BEIJING: China's factory activity picked up pace in June, official data showed Tuesday, although analysts warned weak global demand and a potential coronavirus resurgence are weighing on its longer-term recovery.
The world's second-largest economy has been whirring back to life after the virus and sweeping lockdowns prompted a near-halt in activity at the start of the year.
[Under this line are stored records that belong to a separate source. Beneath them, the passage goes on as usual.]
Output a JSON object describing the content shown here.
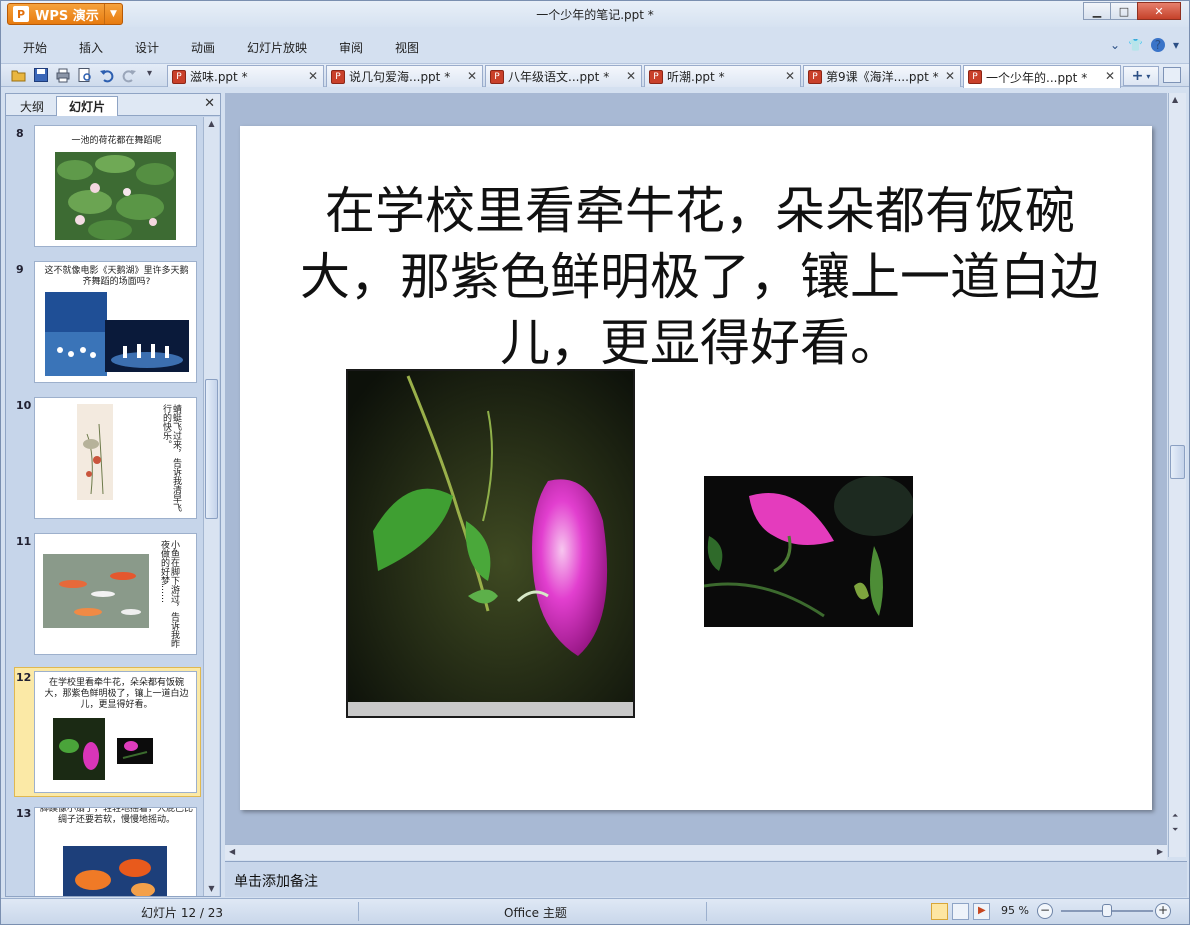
{
  "app": {
    "name": "WPS 演示",
    "window_title": "一个少年的笔记.ppt *"
  },
  "menu": [
    "开始",
    "插入",
    "设计",
    "动画",
    "幻灯片放映",
    "审阅",
    "视图"
  ],
  "tabs": [
    {
      "label": "滋味.ppt *"
    },
    {
      "label": "说几句爱海...ppt *"
    },
    {
      "label": "八年级语文...ppt *"
    },
    {
      "label": "听潮.ppt *"
    },
    {
      "label": "第9课《海洋....ppt *"
    },
    {
      "label": "一个少年的...ppt *"
    }
  ],
  "panel": {
    "tab_outline": "大纲",
    "tab_slides": "幻灯片"
  },
  "thumbnails": [
    {
      "num": "8",
      "text": "一池的荷花都在舞蹈呢"
    },
    {
      "num": "9",
      "text": "这不就像电影《天鹅湖》里许多天鹅齐舞蹈的场面吗?"
    },
    {
      "num": "10",
      "text": "蜻蜓飞过来，告诉我清早飞行的快乐。"
    },
    {
      "num": "11",
      "text": "小鱼在脚下游过，告诉我昨夜做的好梦……"
    },
    {
      "num": "12",
      "text": "在学校里看牵牛花，朵朵都有饭碗大，那紫色鲜明极了，镶上一道白边儿，更显得好看。"
    },
    {
      "num": "13",
      "text": "脚蹼像小扇子，轻轻地摇着，大屁巴比绸子还要若软，慢慢地摇动。"
    }
  ],
  "slide": {
    "title": "在学校里看牵牛花，朵朵都有饭碗大，那紫色鲜明极了，镶上一道白边儿，更显得好看。"
  },
  "notes_placeholder": "单击添加备注",
  "status": {
    "slide_counter": "幻灯片 12 / 23",
    "theme": "Office 主题",
    "zoom": "95 %",
    "zoom_fraction": 0.5
  },
  "colors": {
    "accent": "#e77b10",
    "selected_thumb": "#fbe9a6",
    "workspace": "#a8b9d4"
  },
  "icons": [
    "open-icon",
    "save-icon",
    "print-icon",
    "preview-icon",
    "undo-icon",
    "redo-icon",
    "help-icon",
    "skin-icon"
  ]
}
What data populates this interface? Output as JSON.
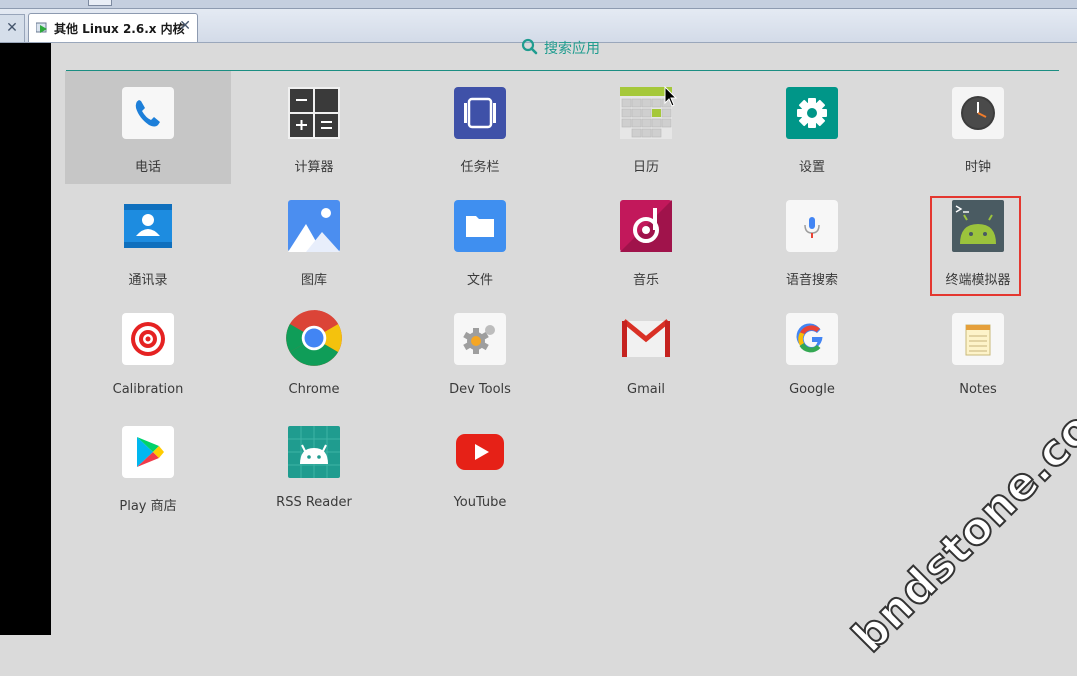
{
  "host": {
    "vm_tab_title": "其他 Linux 2.6.x 内核",
    "close_glyph": "✕"
  },
  "drawer": {
    "search_label": "搜索应用",
    "accent_color": "#1f9c8f",
    "apps": [
      {
        "label": "电话",
        "icon": "phone-icon"
      },
      {
        "label": "计算器",
        "icon": "calculator-icon"
      },
      {
        "label": "任务栏",
        "icon": "taskbar-icon"
      },
      {
        "label": "日历",
        "icon": "calendar-icon"
      },
      {
        "label": "设置",
        "icon": "gear-icon"
      },
      {
        "label": "时钟",
        "icon": "clock-icon"
      },
      {
        "label": "通讯录",
        "icon": "contacts-icon"
      },
      {
        "label": "图库",
        "icon": "gallery-icon"
      },
      {
        "label": "文件",
        "icon": "folder-icon"
      },
      {
        "label": "音乐",
        "icon": "music-icon"
      },
      {
        "label": "语音搜索",
        "icon": "microphone-icon"
      },
      {
        "label": "终端模拟器",
        "icon": "terminal-android-icon"
      },
      {
        "label": "Calibration",
        "icon": "target-icon"
      },
      {
        "label": "Chrome",
        "icon": "chrome-icon"
      },
      {
        "label": "Dev Tools",
        "icon": "dev-tools-gear-icon"
      },
      {
        "label": "Gmail",
        "icon": "gmail-icon"
      },
      {
        "label": "Google",
        "icon": "google-icon"
      },
      {
        "label": "Notes",
        "icon": "notes-icon"
      },
      {
        "label": "Play 商店",
        "icon": "play-store-icon"
      },
      {
        "label": "RSS Reader",
        "icon": "rss-android-icon"
      },
      {
        "label": "YouTube",
        "icon": "youtube-icon"
      }
    ]
  },
  "watermark": {
    "text": "bndstone.com"
  }
}
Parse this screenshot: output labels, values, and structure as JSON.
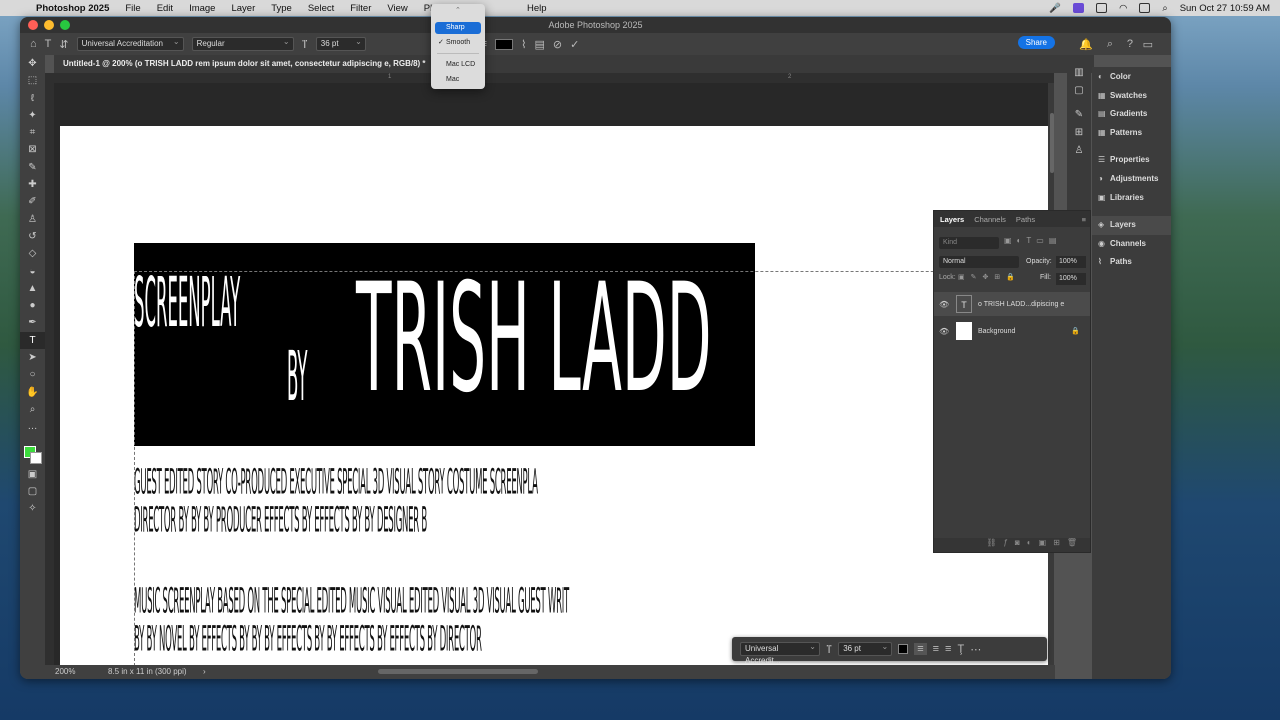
{
  "mac_menu": {
    "app": "Photoshop 2025",
    "items": [
      "File",
      "Edit",
      "Image",
      "Layer",
      "Type",
      "Select",
      "Filter",
      "View",
      "Plugins",
      "Help"
    ],
    "clock": "Sun Oct 27  10:59 AM"
  },
  "window_title": "Adobe Photoshop 2025",
  "options_bar": {
    "font_family": "Universal Accreditation",
    "font_style": "Regular",
    "font_size": "36 pt",
    "share_label": "Share"
  },
  "antialias_menu": {
    "options": [
      "Sharp",
      "Smooth",
      "Mac LCD",
      "Mac"
    ],
    "hovered": "Sharp",
    "checked": "Smooth",
    "checkmark": "✓",
    "up_arrow": "⌃"
  },
  "document_tab": "Untitled-1 @ 200% (o TRISH LADD rem ipsum dolor sit amet, consectetur adipiscing e, RGB/8) *",
  "ruler": {
    "mark_1": "1",
    "mark_2": "2"
  },
  "canvas": {
    "screenplay": "SCREENPLAY",
    "by": "BY",
    "name": "TRISH LADD",
    "row1": "GUEST EDITED STORY   CO-PRODUCED  EXECUTIVE     SPECIAL  3D VISUAL STORY    COSTUME SCREENPLA",
    "row2": "DIRECTOR       BY       BY                    BY PRODUCER EFFECTS BY EFFECTS BY      BY   DESIGNER                   B",
    "row3": "MUSIC SCREENPLAY BASED ON THE     SPECIAL EDITED MUSIC      VISUAL EDITED       VISUAL  3D VISUAL       GUEST   WRIT",
    "row4": "     BY                BY         NOVEL BY EFFECTS BY       BY      BY EFFECTS BY      BY EFFECTS BY EFFECTS BY DIRECTOR"
  },
  "status": {
    "zoom": "200%",
    "doc_info": "8.5 in x 11 in (300 ppi)",
    "arrow": "›"
  },
  "float_bar": {
    "font": "Universal Accredit...",
    "size": "36 pt"
  },
  "right_panels": [
    "Color",
    "Swatches",
    "Gradients",
    "Patterns",
    "Properties",
    "Adjustments",
    "Libraries",
    "Layers",
    "Channels",
    "Paths"
  ],
  "layers_panel": {
    "tabs": [
      "Layers",
      "Channels",
      "Paths"
    ],
    "filter_placeholder": "Kind",
    "blend_mode": "Normal",
    "opacity_label": "Opacity:",
    "opacity": "100%",
    "lock_label": "Lock:",
    "fill_label": "Fill:",
    "fill": "100%",
    "layers": [
      {
        "name": "o TRISH LADD...dipiscing e",
        "type": "text"
      },
      {
        "name": "Background",
        "type": "pixel"
      }
    ]
  }
}
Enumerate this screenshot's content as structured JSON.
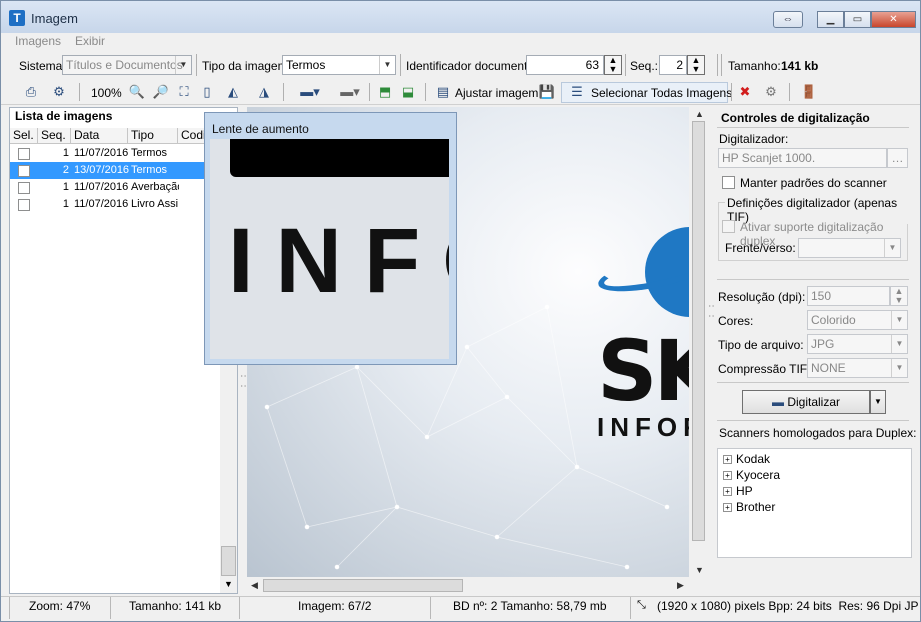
{
  "window": {
    "title": "Imagem",
    "app_icon_letter": "T"
  },
  "menu": [
    "Imagens",
    "Exibir"
  ],
  "fields": {
    "sistema_label": "Sistema:",
    "sistema_value": "Títulos e Documentos",
    "tipo_label": "Tipo da imagem:",
    "tipo_value": "Termos",
    "identificador_label": "Identificador documento:",
    "identificador_value": "63",
    "seq_label": "Seq.:",
    "seq_value": "2",
    "tamanho_label": "Tamanho:",
    "tamanho_value": "141 kb"
  },
  "toolbar": {
    "zoom_label": "100%",
    "ajustar_label": "Ajustar imagem",
    "selecionar_label": "Selecionar Todas Imagens"
  },
  "list": {
    "title": "Lista de imagens",
    "columns": [
      "Sel.",
      "Seq.",
      "Data",
      "Tipo",
      "Codig"
    ],
    "rows": [
      {
        "seq": "1",
        "data": "11/07/2016",
        "tipo": "Termos",
        "selected": false
      },
      {
        "seq": "2",
        "data": "13/07/2016",
        "tipo": "Termos",
        "selected": true
      },
      {
        "seq": "1",
        "data": "11/07/2016",
        "tipo": "Averbação",
        "selected": false
      },
      {
        "seq": "1",
        "data": "11/07/2016",
        "tipo": "Livro Assi",
        "selected": false
      }
    ]
  },
  "magnifier": {
    "title": "Lente de aumento",
    "text": "INFO"
  },
  "image": {
    "logo_big": "SK",
    "logo_small": "INFORI"
  },
  "right_panel": {
    "title": "Controles de digitalização",
    "digitalizador_label": "Digitalizador:",
    "digitalizador_value": "HP Scanjet 1000.",
    "manter_label": "Manter padrões do scanner",
    "group_title": "Definições digitalizador (apenas TIF)",
    "duplex_label": "Ativar suporte digitalização duplex",
    "frente_label": "Frente/verso:",
    "resolucao_label": "Resolução (dpi):",
    "resolucao_value": "150",
    "cores_label": "Cores:",
    "cores_value": "Colorido",
    "tipo_arquivo_label": "Tipo de arquivo:",
    "tipo_arquivo_value": "JPG",
    "compressao_label": "Compressão TIF:",
    "compressao_value": "NONE",
    "digitalizar_label": "Digitalizar",
    "homologados_label": "Scanners homologados para Duplex:",
    "scanners": [
      "Kodak",
      "Kyocera",
      "HP",
      "Brother"
    ]
  },
  "status": {
    "zoom": "Zoom: 47%",
    "tamanho": "Tamanho: 141 kb",
    "imagem": "Imagem: 67/2",
    "bd": "BD nº: 2 Tamanho: 58,79 mb",
    "info": "(1920 x 1080) pixels Bpp: 24 bits  Res: 96 Dpi JP"
  },
  "colors": {
    "selection": "#3399ff",
    "logo_blue": "#1f78c4"
  }
}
But economists caution that momentum may weaken in the second half of 2020 as key markets struggle to recover from the crisis and as orders for medical supplies abroad - which have boosted exports - peak and fall.
China's Purchasing Managers' Index (PMI), a key gauge of activity in factories, came in at 50.9 points in June, better than the 50.5 forecast in a Bloomberg News poll of analysts and up 0.3 points from May.
Anything above 50 is considered to show expansion.
The non-manufacturing PMI came in at 54.4 points from 53.6, according to the National Bureau of Statistics (NBS).
The readings will be welcomed as the economy slowly emerges from the disease, having shrunk in the first quarter for the first time in decades.
NBS senior statistician Zhao Qinghe noted that the surprise uptick came as "supply and demand continued to pick up" in June, while imports and exports are also looking better as major global markets restart their economies.
But he warned there were still "uncertainties", with the import and export indexes below the 50-mark and a larger number of small enterprises reporting a lack of orders.